Réparer les liens abîmés par cette relation pathologique qu’est la domination raciale, telle a été l’une des préoccupations majeures de Fanon au cours de son existence

Engagé très jeune dans les Forces françaises libres durant la Seconde Guerre mondiale, brillant psychiatre, essayiste passionné, militant de premier plan de la révolution africaine, Frantz Fanon est une figure majeure de l’anticolonialisme. Ses réflexions sur la souffrance psychique subie par les colonisés, la violence libératrice ou encore les dangers qui guettent les nouvelles nations indépendantes en font l’un des pionniers des études postcoloniales.

Né à Fort-de-France en Martinique le 20 juillet 1925, il mourra emporté par une leucémie à seulement 36 ans dans un hôpital près de Washington (États-Unis), le 6 décembre 1961. Selon ses vœux, il fut enterré en terre algérienne, à quelques mois seulement d’une indépendance pour laquelle il avait tant œuvré.

Au cours de son enterrement, le 12 décembre 1961, Krim Belkacem, alors vice-président du Gouvernement provisoire de la république algérienne (GPRA), eut ces mots :

« Tes lourdes obligations de médecin consciencieux n’ont pas ralenti ton action militante en faveur de tes frères opprimés. Bien plus, c’est ton activité professionnelle même qui t’a permis de mieux connaître la réalité de l’oppression coloniale et de prendre conscience d’une façon aiguë du sens de ton engagement en vue de lutter contre cette oppression. »
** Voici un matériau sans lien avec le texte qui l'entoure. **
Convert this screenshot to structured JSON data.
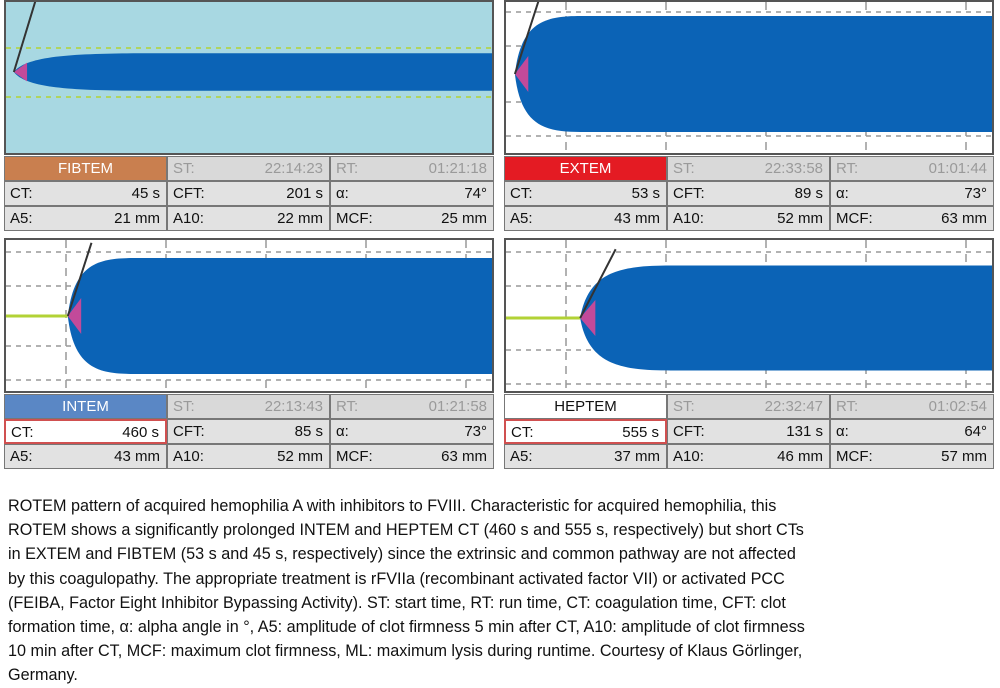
{
  "colors": {
    "clot": "#0b63b6",
    "angle_marker": "#c24a9a",
    "baseline": "#b2d235",
    "gridline": "#999999",
    "fibtem_bg": "#a8d8e2",
    "fibtem_header": "#c97f4f",
    "extem_header": "#e41b23",
    "intem_header": "#5a87c5",
    "heptem_header": "#ffffff"
  },
  "panels": [
    {
      "test": "FIBTEM",
      "st_label": "ST:",
      "st": "22:14:23",
      "rt_label": "RT:",
      "rt": "01:21:18",
      "ct_label": "CT:",
      "ct": "45 s",
      "cft_label": "CFT:",
      "cft": "201 s",
      "alpha_label": "α:",
      "alpha": "74°",
      "a5_label": "A5:",
      "a5": "21 mm",
      "a10_label": "A10:",
      "a10": "22 mm",
      "mcf_label": "MCF:",
      "mcf": "25 mm"
    },
    {
      "test": "EXTEM",
      "st_label": "ST:",
      "st": "22:33:58",
      "rt_label": "RT:",
      "rt": "01:01:44",
      "ct_label": "CT:",
      "ct": "53 s",
      "cft_label": "CFT:",
      "cft": "89 s",
      "alpha_label": "α:",
      "alpha": "73°",
      "a5_label": "A5:",
      "a5": "43 mm",
      "a10_label": "A10:",
      "a10": "52 mm",
      "mcf_label": "MCF:",
      "mcf": "63 mm"
    },
    {
      "test": "INTEM",
      "st_label": "ST:",
      "st": "22:13:43",
      "rt_label": "RT:",
      "rt": "01:21:58",
      "ct_label": "CT:",
      "ct": "460 s",
      "cft_label": "CFT:",
      "cft": "85 s",
      "alpha_label": "α:",
      "alpha": "73°",
      "a5_label": "A5:",
      "a5": "43 mm",
      "a10_label": "A10:",
      "a10": "52 mm",
      "mcf_label": "MCF:",
      "mcf": "63 mm"
    },
    {
      "test": "HEPTEM",
      "st_label": "ST:",
      "st": "22:32:47",
      "rt_label": "RT:",
      "rt": "01:02:54",
      "ct_label": "CT:",
      "ct": "555 s",
      "cft_label": "CFT:",
      "cft": "131 s",
      "alpha_label": "α:",
      "alpha": "64°",
      "a5_label": "A5:",
      "a5": "37 mm",
      "a10_label": "A10:",
      "a10": "46 mm",
      "mcf_label": "MCF:",
      "mcf": "57 mm"
    }
  ],
  "caption": [
    "ROTEM pattern of acquired hemophilia A with inhibitors to FVIII. Characteristic for acquired hemophilia, this",
    "ROTEM shows a significantly prolonged INTEM and HEPTEM CT (460 s and 555 s, respectively) but short CTs",
    "in EXTEM and FIBTEM (53 s and 45 s, respectively) since the extrinsic and common pathway are not affected",
    "by this coagulopathy. The appropriate treatment is rFVIIa (recombinant activated factor VII) or activated PCC",
    "(FEIBA, Factor Eight Inhibitor Bypassing Activity). ST: start time, RT: run time, CT: coagulation time, CFT: clot",
    "formation time, α: alpha angle in °, A5: amplitude of clot firmness 5 min after CT, A10: amplitude of clot firmness",
    "10 min after CT, MCF: maximum clot firmness, ML: maximum lysis during runtime. Courtesy of Klaus Görlinger,",
    "Germany."
  ],
  "chart_data": [
    {
      "type": "area",
      "test": "FIBTEM",
      "ct_s": 45,
      "cft_s": 201,
      "alpha_deg": 74,
      "a5_mm": 21,
      "a10_mm": 22,
      "mcf_mm": 25,
      "grid": true
    },
    {
      "type": "area",
      "test": "EXTEM",
      "ct_s": 53,
      "cft_s": 89,
      "alpha_deg": 73,
      "a5_mm": 43,
      "a10_mm": 52,
      "mcf_mm": 63,
      "grid": true
    },
    {
      "type": "area",
      "test": "INTEM",
      "ct_s": 460,
      "cft_s": 85,
      "alpha_deg": 73,
      "a5_mm": 43,
      "a10_mm": 52,
      "mcf_mm": 63,
      "grid": true
    },
    {
      "type": "area",
      "test": "HEPTEM",
      "ct_s": 555,
      "cft_s": 131,
      "alpha_deg": 64,
      "a5_mm": 37,
      "a10_mm": 46,
      "mcf_mm": 57,
      "grid": true
    }
  ]
}
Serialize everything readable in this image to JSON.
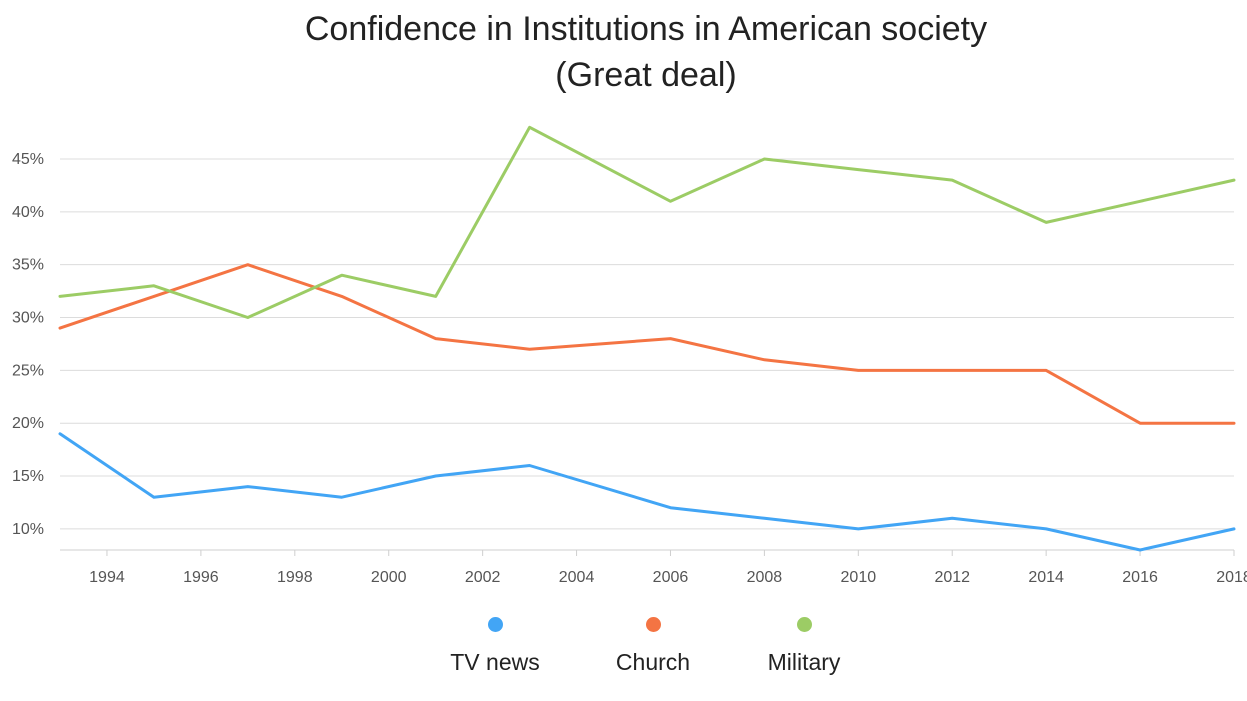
{
  "chart_data": {
    "type": "line",
    "title_line1": "Confidence in Institutions in American society",
    "title_line2": "(Great deal)",
    "xlabel": "",
    "ylabel": "",
    "x": [
      1993,
      1995,
      1997,
      1999,
      2001,
      2003,
      2006,
      2008,
      2010,
      2012,
      2014,
      2016,
      2018
    ],
    "xlim": [
      1993,
      2018
    ],
    "ylim": [
      8,
      49
    ],
    "x_ticks": [
      "1994",
      "1996",
      "1998",
      "2000",
      "2002",
      "2004",
      "2006",
      "2008",
      "2010",
      "2012",
      "2014",
      "2016",
      "2018"
    ],
    "y_ticks": [
      "10%",
      "15%",
      "20%",
      "25%",
      "30%",
      "35%",
      "40%",
      "45%"
    ],
    "grid": true,
    "legend_position": "bottom",
    "series": [
      {
        "name": "TV news",
        "color": "#42a5f5",
        "values": [
          19,
          13,
          14,
          13,
          15,
          16,
          12,
          11,
          10,
          11,
          10,
          8,
          10
        ]
      },
      {
        "name": "Church",
        "color": "#f47443",
        "values": [
          29,
          32,
          35,
          32,
          28,
          27,
          28,
          26,
          25,
          25,
          25,
          20,
          20
        ]
      },
      {
        "name": "Military",
        "color": "#9ccc65",
        "values": [
          32,
          33,
          30,
          34,
          32,
          48,
          41,
          45,
          44,
          43,
          39,
          41,
          43
        ]
      }
    ]
  }
}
L’attention quasi exclusive portée à l’œuvre politique de Fanon a masqué son investissement quotidien dans la pratique psychiatrique. L’historien Jean Khalfa a raison de souligner que Fanon se considérait avant tout comme psychiatre et interrompit rarement sa pratique, que ce soit en France, en Algérie ou en Tunisie.

Ses écrits sur la psychiatrie furent tout aussi nombreux et riches que ses textes politiques. Dans son étude sur le trauma colonial, Karima Lazali relève avec surprise que les rares travaux cliniques en Algérie et en France sur les atteintes psychocorporelles et les effets psychiques de la colonisation demeurent ceux de Frantz Fanon.

À rebours de l’ethnopsychiatrie coloniale

La recherche scientifique de Fanon démarre par sa thèse de médecine, soutenue à Lyon en 1951 : « Altérations mentales, modifications caractérielles, troubles psychiques et déficit intellectuel dans l’hérédo-dégénération spino-cérébelleuse. À propos d’un cas de maladie de Friedreich avec délire de possession ».

Cette thèse porte principalement sur la spécificité de la psychiatrie et de la neurologie et marque l’intérêt – aussi bien politique que scientifique – de Fanon pour les processus plutôt que pour les entités. Elle lui permet de rejeter vigoureusement l’approche de l’« école d’Alger » qui, sous un vernis scientifique, naturalisa durant un demi-siècle (des années 1910 aux indépendances) la maladie mentale sur une base raciale.

Le chef de file de cette ethnopsychiatrie coloniale, Antoine Porot, était à l’origine de la construction de l’hôpital de Joinville-Blida en Algérie, qu’il dirigea à son lancement officiel en 1938. Militaire de formation, il était pour une stricte séparation entre patients indigènes et ceux en provenance d’Europe.

À son arrivée en poste, Fanon eut ainsi sous sa responsabilité un pavillon d’« Européennes » et un autre de « musulmans ». Dans ses « Notes de psychiatrie musulmane » publiées en 1918 dans les Annales médico-psychologiques, Porot exposa ses conceptions sur la « mentalité primitive musulmane », caractérisée selon lui par la passivité, une crédulité et un entêtement enfantins, le puérilisme mental, l’absence d’appétit scientifique, la soumission aux instincts, etc.

Porot affirmait dans le même texte que fixer, même à grands traits, la psychologie de l’indigène musulman est malaisé, tant il y a de mobilité et de contradiction dans cette mentalité développée dans un plan si différent du nôtre et que régissent à la fois les instincts les plus rudimentaires et une sorte de métaphysique religieuse et fataliste.